As babies my two boys were a wonder to me, and a chore. I loved them deeply but resented the all-encompassing attention they needed. In the depths of baby shit, painful and bulging boobs and delirious inadequacy, I looked ahead to the time when they would be able to use the toilet, communicate their needs, and engage in conversation. Now they are able to do these things, I miss the younger versions terribly. Those tiny, cuddly, precious, vulnerable bundles are now noisy, heavy, whining, messy boys of 5 and 6, who challenge me with Star Wars trivia, use the house as an army barracks and alternate between fighting amid themselves and ganging up on me.
Rarely now do I get the chance to sit quietly and have a cuddle with them, looking deep into their eyes while they gaze at me adoringly.
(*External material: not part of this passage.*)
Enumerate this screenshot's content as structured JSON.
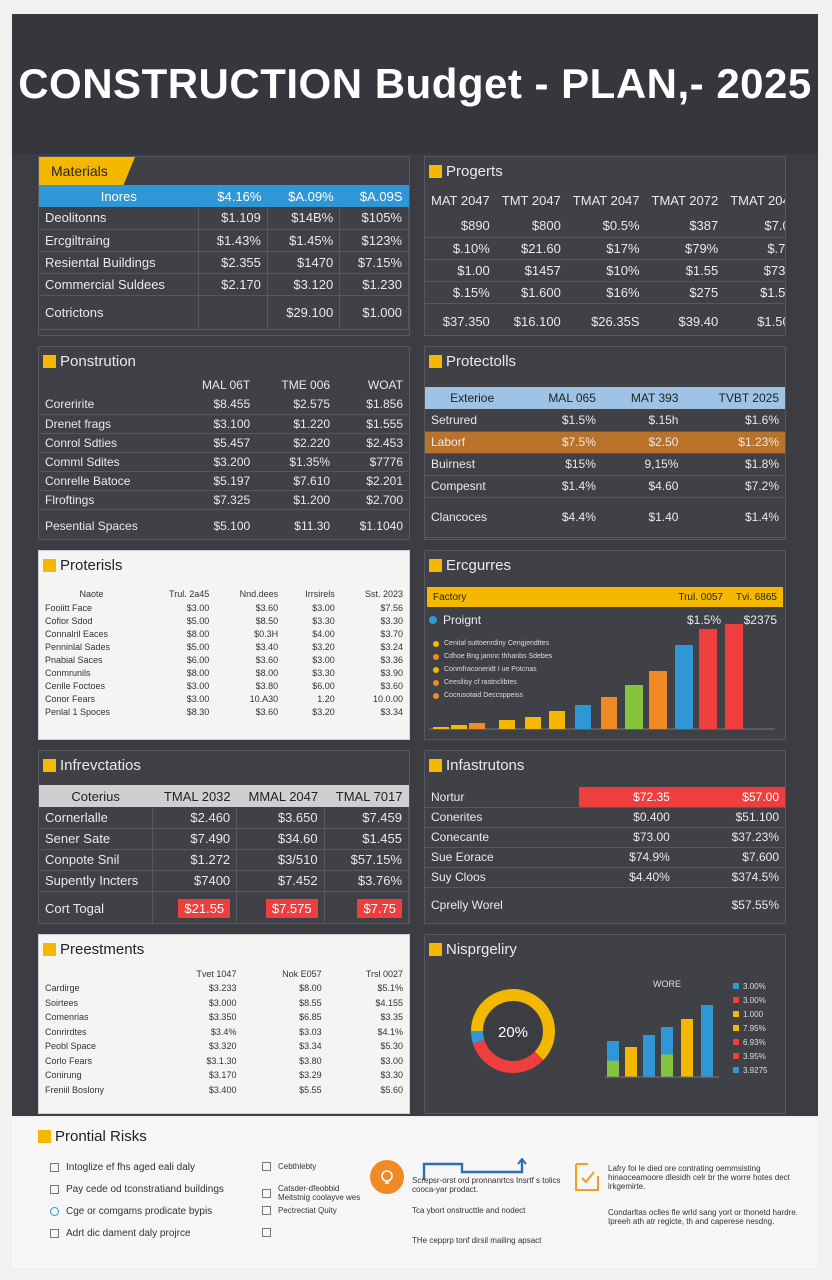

I miss them. I miss burying my nose into their hair to get the full benefit of their baby smell. I miss playing ‘Round and round the garden’ on their tiny hands and feet – so perfect and precious. I miss their giggles, and the way they fitted into my embrace like a conker into its warm cosy shell.
In the beginning, when things are tough, our new parent heads are filled with the future milestones of our offspring. It’s ironic, and one of the failures of human nature that we don’t recognise these phases as temporary, we’re too busy wishing they would hurry up and learn to hold the spoon themselves/use the potty/walk unaided. It’s only years later when we look back, do we realise that so many chapters have gone, to be lost forever.
As toddlers, they annoyed me with their night-time cries. I wished their lives away looking forward to the time they would sleep through. Now I miss these night-time reunions when the world is quiet but for their contented sighs. I wish I’d been aware of the last time I’d change a nappy, because, poo splats aside, I miss those few moments when we’d be fully engaged with each other. Had I realised that this phase in his life was ending and would never return, I would have savoured each and every stage, said goodbye to each version of my boys as they passed.
I know that soon I will miss them crawling into bed with me in the morning, or their still childish giggles at the words ‘bum’ and ‘poo’. Soon these simple amusements will be replaced by teenage sulks and an ear-aching silence.
I’ve a few years left to go yet but I know that, judging by the speed with which these last six years have passed, the next ten will fly by in the blink of an eye.
I urge all mothers of babies and toddlers who are struggling with the mind-numbing day-to-day to take a moment to embrace in all its glory; the feeding, potty training, night waking – all of it. Because whatever stage your child is at now, he won’t be there for long. You will look back, all too soon and wonder where those years went, and you will physically ache to enclose that small child in your arms again.
Nothing prepared me for the enormity of parenting when it began, and I fear nothing will prepare me for the end of their childhood, when they swan off into the world without a backward glance.